Wenn ein Autofahrer Hilfe braucht

Abschleppen Nürnberg

Autopannen gehören für den einen oder anderen Autofahrer zum Alltag dazu. Ein stotternder Motor, eine leere Batterie, ein platter Reifen oder auch ein Problem mit dem Getriebe sind nur einige Dinge, die passieren können. Besonders ärgerlich ist es dann umso mehr, wenn diese Panne auf der Autobahn passiert. Dann hilft nur noch das Abschleppen. Neben dem Einsatz von Profis, die mit ihrem Abschleppwagen aus der Werkstatt aus Nürnberg kommen, können natürlich auch andere Autofahrer helfen. 
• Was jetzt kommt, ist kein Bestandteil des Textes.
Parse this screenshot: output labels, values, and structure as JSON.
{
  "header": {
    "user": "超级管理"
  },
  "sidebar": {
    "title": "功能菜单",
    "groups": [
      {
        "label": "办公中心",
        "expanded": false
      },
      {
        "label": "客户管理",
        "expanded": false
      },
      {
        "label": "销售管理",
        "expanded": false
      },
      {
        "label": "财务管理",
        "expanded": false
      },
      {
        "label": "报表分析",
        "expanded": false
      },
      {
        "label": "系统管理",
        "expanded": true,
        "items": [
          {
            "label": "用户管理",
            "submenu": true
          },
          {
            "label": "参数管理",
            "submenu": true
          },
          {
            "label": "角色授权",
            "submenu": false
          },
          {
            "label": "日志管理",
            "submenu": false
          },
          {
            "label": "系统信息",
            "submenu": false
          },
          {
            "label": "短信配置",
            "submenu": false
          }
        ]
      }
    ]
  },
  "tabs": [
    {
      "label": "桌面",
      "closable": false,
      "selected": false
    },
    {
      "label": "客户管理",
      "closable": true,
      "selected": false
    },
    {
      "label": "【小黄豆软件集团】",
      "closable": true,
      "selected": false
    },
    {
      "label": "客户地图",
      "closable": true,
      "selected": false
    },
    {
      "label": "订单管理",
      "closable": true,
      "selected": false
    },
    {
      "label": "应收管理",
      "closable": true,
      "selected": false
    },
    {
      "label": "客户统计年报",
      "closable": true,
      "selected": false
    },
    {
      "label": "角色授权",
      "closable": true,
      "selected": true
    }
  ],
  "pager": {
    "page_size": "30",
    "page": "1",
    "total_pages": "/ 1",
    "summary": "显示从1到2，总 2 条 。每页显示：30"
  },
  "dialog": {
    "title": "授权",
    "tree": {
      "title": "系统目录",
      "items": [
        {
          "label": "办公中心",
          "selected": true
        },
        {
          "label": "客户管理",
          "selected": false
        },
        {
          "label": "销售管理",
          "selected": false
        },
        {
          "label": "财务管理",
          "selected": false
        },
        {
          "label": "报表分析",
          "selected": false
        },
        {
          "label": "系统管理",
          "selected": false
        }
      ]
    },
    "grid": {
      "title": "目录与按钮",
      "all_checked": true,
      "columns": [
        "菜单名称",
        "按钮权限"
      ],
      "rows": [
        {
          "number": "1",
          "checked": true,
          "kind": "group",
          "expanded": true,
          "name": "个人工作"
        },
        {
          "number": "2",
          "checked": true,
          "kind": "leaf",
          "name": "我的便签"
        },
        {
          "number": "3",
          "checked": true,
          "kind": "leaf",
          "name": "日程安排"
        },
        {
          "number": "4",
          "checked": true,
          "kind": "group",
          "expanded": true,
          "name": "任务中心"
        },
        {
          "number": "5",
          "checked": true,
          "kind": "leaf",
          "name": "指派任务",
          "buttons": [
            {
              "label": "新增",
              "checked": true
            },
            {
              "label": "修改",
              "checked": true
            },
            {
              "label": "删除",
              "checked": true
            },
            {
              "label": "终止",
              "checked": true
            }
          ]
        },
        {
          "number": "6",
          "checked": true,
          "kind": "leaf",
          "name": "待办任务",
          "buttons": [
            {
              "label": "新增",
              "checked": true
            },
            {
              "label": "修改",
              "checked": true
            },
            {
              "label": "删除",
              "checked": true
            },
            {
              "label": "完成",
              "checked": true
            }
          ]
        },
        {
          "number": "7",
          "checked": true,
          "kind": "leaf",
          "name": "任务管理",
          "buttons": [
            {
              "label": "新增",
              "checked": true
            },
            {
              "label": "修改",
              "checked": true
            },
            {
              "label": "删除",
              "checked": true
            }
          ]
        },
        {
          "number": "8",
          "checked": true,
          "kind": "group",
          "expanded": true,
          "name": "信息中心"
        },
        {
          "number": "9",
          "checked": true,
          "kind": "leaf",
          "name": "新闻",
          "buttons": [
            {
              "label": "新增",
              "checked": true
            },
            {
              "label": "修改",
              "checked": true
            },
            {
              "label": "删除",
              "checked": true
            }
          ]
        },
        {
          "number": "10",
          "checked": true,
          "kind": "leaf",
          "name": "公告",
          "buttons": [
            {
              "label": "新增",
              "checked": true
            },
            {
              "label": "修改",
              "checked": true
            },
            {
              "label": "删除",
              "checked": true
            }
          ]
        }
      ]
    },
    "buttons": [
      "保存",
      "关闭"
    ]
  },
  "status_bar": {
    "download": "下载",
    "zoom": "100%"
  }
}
Aber diese müssen einige Voraussetzungen erfüllen, wenn sie ein anderes Auto auf der Autobahn abschleppen wollen. Ist dies nicht der Fall, sollte besser der Abschleppdienst das Abschleppen übernehmen. 

 

Das Abschleppen auf der Autobahn

Bevor ein Auto auf der Autobahn abgeschleppt werden darf, muss man sich zunächst davon überzeugen, dass selbst der Pannendienst den Schaden nicht vor Ort reparieren kann. Ist z. B. die Batterie leer, kann diese ohne weiteres mit Hilfe eines Startkabels wieder so fit gemacht werden, dass man noch selbst in die Werkstatt fahren kann. Es muss daher ein Schaden sein, der das Weiterfahren von selbst unmöglich macht. Darüber hinaus müssen beide Fahrzeuge von ihrer Größe und ihrem Gewicht her möglichst identisch sein. Ebenso muss der Pannenhelferwagen auch über die nötige Stange oder das Seil zum Abschleppen verfügen. Dies muss natürlich ebenfalls auf das Gewicht ausgelegt sein. Bestehen diese Voraussetzungen auf der Autobahn nicht, muss zum Abschleppen ein Abschleppunternehmen, wie zum Beispiel der Abschleppdienst  Nürnberg, gerufen werden. 

 

So schleppt man das Auto richtig ab 

Kann das Pannenfahrzeug mit einer ausreichenden Stange oder einem Seil dienen, dann kann das Auto abgeschleppt werden. Geht es nach den Experten des Abschleppdienstes, sollte man jedoch der Abschleppstange den Vorzug geben. Diese mag zwar ein wenig schwerer und ein bisschen teurer als ein herkömmliches Abschleppseil sein, sorgt aber dafür, dass während des Abschleppens der Abstand zwischen den Autos gleich bleibt. So ist die Gefahr wesentlich geringer, dass der hintere Wagen auffährt. Noch dazu lässt sich das Pannenhelfer Auto besser kontrollieren und lenken, was auf Grund des zusätzlichen Gewichts schon eine Einschränkung ist. Wer jedoch lieber das Abschleppseil vorzieht, der sollte darauf achten, dass dieses nur an den Abschleppösen befestigt werden darf, die bei jedem Auto vorne eingebaut sind. Darüber hinaus muss das Seil mit einer Fahne versehen werden und darf nicht weiter als fünf Meter vom hinteren Auto entfernt sein. Bevor die Fahrt im Schlepptau dann richtig losgehen kann, muss der Schlüssel des Pannenautos im Zündschloss auf die erste Stufe gesteckt werden. Dies verhindert ein Einrasten des Lenkradschlosses. Darüber hinaus muss auch der Warnblinker eingeschalter werden. Funktioniert dieser nicht, darf das Auto nicht von einem anderen privatem Auto abgeschleppt werden. Dann muss ebenfalls der professionelle Abschleppdienst aus Nürnberg gerufen werden. Wenn der Warnblinker geht, muss das Auto so schnell es geht, zur nächsten Ausfahrt abgeschleppt werden. Dabei beträgt die Höchstgeschwindigkeit vierzig Kilometer. Da der Warnblinker beim Abschleppen nicht ausgeschaltet werden darf, muss der Fahrer des kaputten Autos zudem auch auf die Handzeichen des Vordermannes achten. Steuert dieser den Wagen nach links, hält er die Hand aus dem Fahrerfenster. Geht es in die andere Richtung, muss er die Hand aus dem Autodach halten.